An ethnographic history of the impact of oil development on the native people of Alaska's North Slope
The Inupiat of Arctic Alaska
This ethnographic study is based on research that spans thirty years - from 1959 to 1989. The significance of the study is not limited to Alaska or to the Arctic. It extends to all regions of the world where development is taking place.
Although we tend to think of Third World countries as most dramatically caught up in 'development,' western nations are also undergoing dramatic change that involve many of the same dislocation of human populations, reallocation of resources, opportunities, and environment degradation.
New technology associated with National Defense efforts in Arctic countries raise additional concerns for native populations. In the 1960s, a large public outcry opposed Project Chariot's proposed atomic blast at Cape Thompson, located a few miles from the Eskimo village of Point Hope. In the 1970s, nuclear bomb tests conducted by China resulted in an eight-fold increase in radioactive pollution of Alaska lichens, affecting the caribou that ate them, and a year later, the Inupiat subsistence hunters. And the stories continue...
These are but a few of the issues that are forcing the peoples of the world to re-conceptualize the relationship between their societies - North and South, East and West- and the utilization of nature.
"One day an 'avingaq' decided to venture outside of his hole and assess the rest of the world. When he stood up on his hind legs, lo and behold, to his surprise, he was able to reach the heavens! When he reached down, he felt the ground. When he reached in all directions, he was able to touch the limits of the world. He concluded that he was the largest person on the face of the earth."
"In reality, the poor mouse has surfaced from his hole in the ground into an old Inupiaq boot sole turned upside down! The top of his heaven was the sole of the 'atungak' and the outer limits of his world were the sides of the 'atungak.'"
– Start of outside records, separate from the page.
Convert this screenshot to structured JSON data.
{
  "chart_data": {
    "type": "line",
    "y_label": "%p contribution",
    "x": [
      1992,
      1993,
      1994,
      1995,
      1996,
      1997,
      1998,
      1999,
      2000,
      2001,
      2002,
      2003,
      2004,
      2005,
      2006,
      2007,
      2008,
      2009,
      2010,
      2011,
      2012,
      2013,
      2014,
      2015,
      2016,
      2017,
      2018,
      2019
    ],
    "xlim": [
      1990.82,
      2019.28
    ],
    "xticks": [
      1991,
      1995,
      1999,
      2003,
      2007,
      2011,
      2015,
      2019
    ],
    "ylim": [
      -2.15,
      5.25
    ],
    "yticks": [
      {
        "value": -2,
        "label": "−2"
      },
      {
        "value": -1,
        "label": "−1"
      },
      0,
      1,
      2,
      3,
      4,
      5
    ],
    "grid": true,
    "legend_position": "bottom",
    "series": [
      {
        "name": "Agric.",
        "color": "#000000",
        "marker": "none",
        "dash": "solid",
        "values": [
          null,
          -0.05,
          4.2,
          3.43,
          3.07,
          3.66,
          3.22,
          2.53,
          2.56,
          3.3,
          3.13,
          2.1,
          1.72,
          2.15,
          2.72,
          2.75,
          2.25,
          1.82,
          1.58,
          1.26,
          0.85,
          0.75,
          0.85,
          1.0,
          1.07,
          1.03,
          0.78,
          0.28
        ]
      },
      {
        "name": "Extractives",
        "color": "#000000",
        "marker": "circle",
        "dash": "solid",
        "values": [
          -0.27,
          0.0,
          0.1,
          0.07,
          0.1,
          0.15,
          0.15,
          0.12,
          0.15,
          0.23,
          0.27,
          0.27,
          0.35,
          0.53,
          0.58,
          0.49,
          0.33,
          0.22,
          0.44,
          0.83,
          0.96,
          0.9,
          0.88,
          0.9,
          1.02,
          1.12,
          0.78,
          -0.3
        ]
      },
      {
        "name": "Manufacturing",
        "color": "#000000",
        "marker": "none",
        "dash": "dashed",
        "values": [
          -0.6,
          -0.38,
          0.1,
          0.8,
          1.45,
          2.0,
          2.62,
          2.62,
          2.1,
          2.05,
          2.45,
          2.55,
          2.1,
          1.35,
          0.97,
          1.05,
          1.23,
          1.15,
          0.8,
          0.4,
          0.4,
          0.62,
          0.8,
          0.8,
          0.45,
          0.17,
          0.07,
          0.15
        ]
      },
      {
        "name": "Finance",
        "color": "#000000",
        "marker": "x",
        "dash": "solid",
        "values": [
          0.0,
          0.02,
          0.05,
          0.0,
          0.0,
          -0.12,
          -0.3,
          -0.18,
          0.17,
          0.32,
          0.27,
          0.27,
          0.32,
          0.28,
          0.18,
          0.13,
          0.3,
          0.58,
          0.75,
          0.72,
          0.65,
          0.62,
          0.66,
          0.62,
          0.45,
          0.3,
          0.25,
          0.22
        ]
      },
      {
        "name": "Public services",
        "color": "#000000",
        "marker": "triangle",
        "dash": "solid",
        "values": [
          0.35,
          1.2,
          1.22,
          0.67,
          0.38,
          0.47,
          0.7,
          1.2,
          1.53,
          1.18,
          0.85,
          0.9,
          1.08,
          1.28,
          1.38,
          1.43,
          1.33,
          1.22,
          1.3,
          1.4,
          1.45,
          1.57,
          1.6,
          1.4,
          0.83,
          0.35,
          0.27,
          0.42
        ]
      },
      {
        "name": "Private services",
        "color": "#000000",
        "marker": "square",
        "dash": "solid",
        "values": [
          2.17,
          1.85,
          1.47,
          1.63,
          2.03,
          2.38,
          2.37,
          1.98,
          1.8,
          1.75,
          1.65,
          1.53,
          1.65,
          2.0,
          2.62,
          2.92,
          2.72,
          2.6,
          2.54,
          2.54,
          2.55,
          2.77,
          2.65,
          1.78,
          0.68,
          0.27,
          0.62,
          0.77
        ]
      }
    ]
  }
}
Edna Ahgeak MacLean, Inupiaq
"Like the avingaq mouse, we too need to reevaluate our relation to the world around us. Today, nature is largely viewed as a commodity among other commodities to be protected as long as it doesn't impede the achievement of material fulfillment or national defense. Underlying this message is the view that once nature is controlled by science, it becomes an object of human satisfaction. If one holds such a belief, the only remaining question is how effective science can be in supplying us with these satisfactions."
"Yet, the problem of supply is not meaningful in and of itself. It only becomes so when seen in relation to demand and need. Hence, two major problems facing the world today - one concerned with the formidable unequal distribution of productive wealth among the world's peoples; and the other with environmental deterioration - are conjoined. In seeking a resolution of these problems we face the ultimate challenge of development."